Indiana has won federal approval to accept Medicaid expansion under President Barack Obama’s health-care overhaul using a state plan for insuring low-income adults, Republican Governor Mike Pence announced.
Pence, a potential presidential candidate in 2016, has been negotiating with federal officials about expanding the Healthy Indiana Plan that he has said promotes “consumer-driven” health care, with features such as required monthly contributions. The Obama administration approved the state’s application for a waiver from Medicaid rules to offer coverage to 350,000 starting Feb. 1, Pence said in a release.
“Since the beginning of my administration, we have worked hard to ensure that low-income Hoosiers have access to a health care plan that empowers them to take charge of their health and prepares them to move to private insurance as they improve their lives,” Pence said.
An increasing number of the U.S. states that initially opposed expanding Medicaid under the Affordable Care Act are moving to accept it in some form. So far, 27 states and the District of Columbia are implementing expansion, according to the Kaiser Family Foundation, a nonprofit health-research group in Menlo Park, California. Seven states are discussing it, and 16 are not moving forward at this time, Kaiser said.
Tempting Insurance
Indiana becomes the 10th state with a Republican governor to expand, and Republican-led states including Tennessee, Utah and Wyoming also are considering expansion plans. Advocates said there’s pressure to act as hospitals and other groups continue to push for it.

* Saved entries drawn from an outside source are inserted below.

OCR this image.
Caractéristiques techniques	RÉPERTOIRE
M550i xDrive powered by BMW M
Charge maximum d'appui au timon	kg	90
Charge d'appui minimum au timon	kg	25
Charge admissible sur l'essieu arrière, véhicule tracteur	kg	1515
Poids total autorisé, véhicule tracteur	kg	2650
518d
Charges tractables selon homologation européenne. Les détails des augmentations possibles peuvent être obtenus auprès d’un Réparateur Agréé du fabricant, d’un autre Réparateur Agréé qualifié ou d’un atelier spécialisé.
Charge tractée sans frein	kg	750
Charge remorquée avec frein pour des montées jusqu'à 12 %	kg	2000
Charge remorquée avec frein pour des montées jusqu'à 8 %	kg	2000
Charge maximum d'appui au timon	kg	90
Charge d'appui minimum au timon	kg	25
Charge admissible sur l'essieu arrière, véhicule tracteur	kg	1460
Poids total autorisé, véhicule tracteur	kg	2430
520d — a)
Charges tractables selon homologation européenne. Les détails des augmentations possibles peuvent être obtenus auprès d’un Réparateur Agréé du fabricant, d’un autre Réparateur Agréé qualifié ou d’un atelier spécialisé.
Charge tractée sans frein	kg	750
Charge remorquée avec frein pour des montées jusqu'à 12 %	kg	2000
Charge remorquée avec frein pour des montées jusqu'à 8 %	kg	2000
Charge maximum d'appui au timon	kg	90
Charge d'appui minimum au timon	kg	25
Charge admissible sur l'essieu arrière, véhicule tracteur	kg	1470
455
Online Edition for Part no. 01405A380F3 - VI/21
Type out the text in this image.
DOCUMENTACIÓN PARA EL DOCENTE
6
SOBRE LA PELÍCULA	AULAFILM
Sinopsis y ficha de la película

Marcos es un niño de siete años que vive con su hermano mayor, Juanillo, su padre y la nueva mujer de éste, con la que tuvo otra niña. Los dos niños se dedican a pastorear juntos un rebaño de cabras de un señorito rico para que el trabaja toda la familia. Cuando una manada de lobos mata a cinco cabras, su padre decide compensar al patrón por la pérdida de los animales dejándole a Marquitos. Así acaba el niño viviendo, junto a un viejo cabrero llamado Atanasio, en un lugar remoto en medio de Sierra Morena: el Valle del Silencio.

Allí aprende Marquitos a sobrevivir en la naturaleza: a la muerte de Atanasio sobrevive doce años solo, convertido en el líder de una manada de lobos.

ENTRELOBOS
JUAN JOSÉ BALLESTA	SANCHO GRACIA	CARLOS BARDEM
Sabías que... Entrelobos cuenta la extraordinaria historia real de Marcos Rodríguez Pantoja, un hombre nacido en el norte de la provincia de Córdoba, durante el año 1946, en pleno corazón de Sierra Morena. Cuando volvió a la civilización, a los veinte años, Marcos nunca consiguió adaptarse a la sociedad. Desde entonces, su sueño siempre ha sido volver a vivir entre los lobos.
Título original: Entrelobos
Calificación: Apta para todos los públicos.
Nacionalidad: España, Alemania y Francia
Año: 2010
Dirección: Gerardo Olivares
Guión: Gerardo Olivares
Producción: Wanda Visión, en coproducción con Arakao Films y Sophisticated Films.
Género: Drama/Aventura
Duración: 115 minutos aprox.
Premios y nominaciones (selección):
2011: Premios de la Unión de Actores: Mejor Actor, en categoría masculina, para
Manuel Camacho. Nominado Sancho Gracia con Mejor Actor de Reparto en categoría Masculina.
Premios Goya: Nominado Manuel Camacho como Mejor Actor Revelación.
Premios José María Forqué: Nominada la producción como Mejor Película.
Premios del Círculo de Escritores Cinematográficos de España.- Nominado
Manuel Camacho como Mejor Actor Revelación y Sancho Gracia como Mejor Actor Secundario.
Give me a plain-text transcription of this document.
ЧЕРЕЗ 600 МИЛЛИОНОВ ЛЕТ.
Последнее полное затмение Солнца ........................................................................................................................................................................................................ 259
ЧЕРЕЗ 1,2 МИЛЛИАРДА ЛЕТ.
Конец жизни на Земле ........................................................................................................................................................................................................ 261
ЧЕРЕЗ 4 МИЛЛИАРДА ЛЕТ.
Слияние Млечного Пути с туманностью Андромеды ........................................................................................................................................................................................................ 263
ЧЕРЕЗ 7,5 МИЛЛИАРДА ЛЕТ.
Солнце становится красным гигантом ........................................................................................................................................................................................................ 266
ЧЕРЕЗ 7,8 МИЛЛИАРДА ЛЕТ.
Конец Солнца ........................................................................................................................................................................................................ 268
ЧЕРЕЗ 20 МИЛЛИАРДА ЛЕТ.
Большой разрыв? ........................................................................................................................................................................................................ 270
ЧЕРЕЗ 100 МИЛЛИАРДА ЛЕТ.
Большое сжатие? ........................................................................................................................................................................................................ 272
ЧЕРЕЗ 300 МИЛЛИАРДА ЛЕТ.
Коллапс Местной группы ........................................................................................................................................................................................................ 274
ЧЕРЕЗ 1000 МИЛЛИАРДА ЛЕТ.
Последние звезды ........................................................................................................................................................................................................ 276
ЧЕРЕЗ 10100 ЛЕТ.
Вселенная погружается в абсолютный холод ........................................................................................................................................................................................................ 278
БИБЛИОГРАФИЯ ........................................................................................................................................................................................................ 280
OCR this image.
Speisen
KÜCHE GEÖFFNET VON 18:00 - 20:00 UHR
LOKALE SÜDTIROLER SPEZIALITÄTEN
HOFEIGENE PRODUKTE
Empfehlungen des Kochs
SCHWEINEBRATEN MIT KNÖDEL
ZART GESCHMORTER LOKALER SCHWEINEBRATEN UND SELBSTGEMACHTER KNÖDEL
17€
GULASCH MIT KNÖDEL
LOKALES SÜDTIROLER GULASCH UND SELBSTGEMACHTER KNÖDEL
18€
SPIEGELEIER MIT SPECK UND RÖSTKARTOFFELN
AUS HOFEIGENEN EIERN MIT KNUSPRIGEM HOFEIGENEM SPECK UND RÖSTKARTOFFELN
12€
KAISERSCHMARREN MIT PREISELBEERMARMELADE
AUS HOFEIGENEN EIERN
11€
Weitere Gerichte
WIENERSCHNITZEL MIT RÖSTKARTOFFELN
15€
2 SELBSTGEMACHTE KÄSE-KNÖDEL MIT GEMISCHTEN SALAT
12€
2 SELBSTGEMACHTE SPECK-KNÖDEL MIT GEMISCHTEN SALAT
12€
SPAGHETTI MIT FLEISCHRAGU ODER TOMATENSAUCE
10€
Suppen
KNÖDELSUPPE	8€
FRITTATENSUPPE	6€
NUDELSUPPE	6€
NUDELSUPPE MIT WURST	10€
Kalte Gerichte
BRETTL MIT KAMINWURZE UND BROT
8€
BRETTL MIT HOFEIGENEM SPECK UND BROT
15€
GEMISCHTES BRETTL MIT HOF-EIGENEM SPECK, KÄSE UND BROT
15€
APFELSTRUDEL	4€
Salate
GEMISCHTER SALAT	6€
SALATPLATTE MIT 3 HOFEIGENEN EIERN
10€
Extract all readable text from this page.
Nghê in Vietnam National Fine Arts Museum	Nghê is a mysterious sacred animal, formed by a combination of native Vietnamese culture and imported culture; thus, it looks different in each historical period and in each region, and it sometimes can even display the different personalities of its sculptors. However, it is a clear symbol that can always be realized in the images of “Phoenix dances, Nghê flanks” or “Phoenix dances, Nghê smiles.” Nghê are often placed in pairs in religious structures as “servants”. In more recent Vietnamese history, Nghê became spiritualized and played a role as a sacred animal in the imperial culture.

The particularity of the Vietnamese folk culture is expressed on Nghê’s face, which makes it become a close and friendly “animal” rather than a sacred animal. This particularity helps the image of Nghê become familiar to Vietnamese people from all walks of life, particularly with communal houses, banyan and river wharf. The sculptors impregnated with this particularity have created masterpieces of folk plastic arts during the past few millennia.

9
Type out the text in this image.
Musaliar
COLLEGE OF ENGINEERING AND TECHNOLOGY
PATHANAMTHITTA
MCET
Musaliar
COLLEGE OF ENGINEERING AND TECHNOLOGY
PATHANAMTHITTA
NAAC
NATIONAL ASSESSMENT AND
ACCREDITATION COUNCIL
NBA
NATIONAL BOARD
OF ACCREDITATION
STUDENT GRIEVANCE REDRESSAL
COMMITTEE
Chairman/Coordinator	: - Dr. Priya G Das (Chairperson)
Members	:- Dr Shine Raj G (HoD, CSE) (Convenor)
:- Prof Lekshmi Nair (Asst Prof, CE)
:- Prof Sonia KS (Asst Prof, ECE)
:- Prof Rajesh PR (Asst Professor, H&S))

The federal health-care law required that Medicaid be offered to anyone making less than 138 percent of the federal poverty level, about $16,000 for an individual. The U.S. Supreme Court’s 2012 decision declaring the law constitutional made it optional for states to expand the program, which carries the promise of federal funding covering 100 percent of enrollees for the first three years and at least 90 percent after.
Pence, a former six-term congressman elected in 2012, has said he won’t announce a decision about running for president until the state’s legislative session ends in April.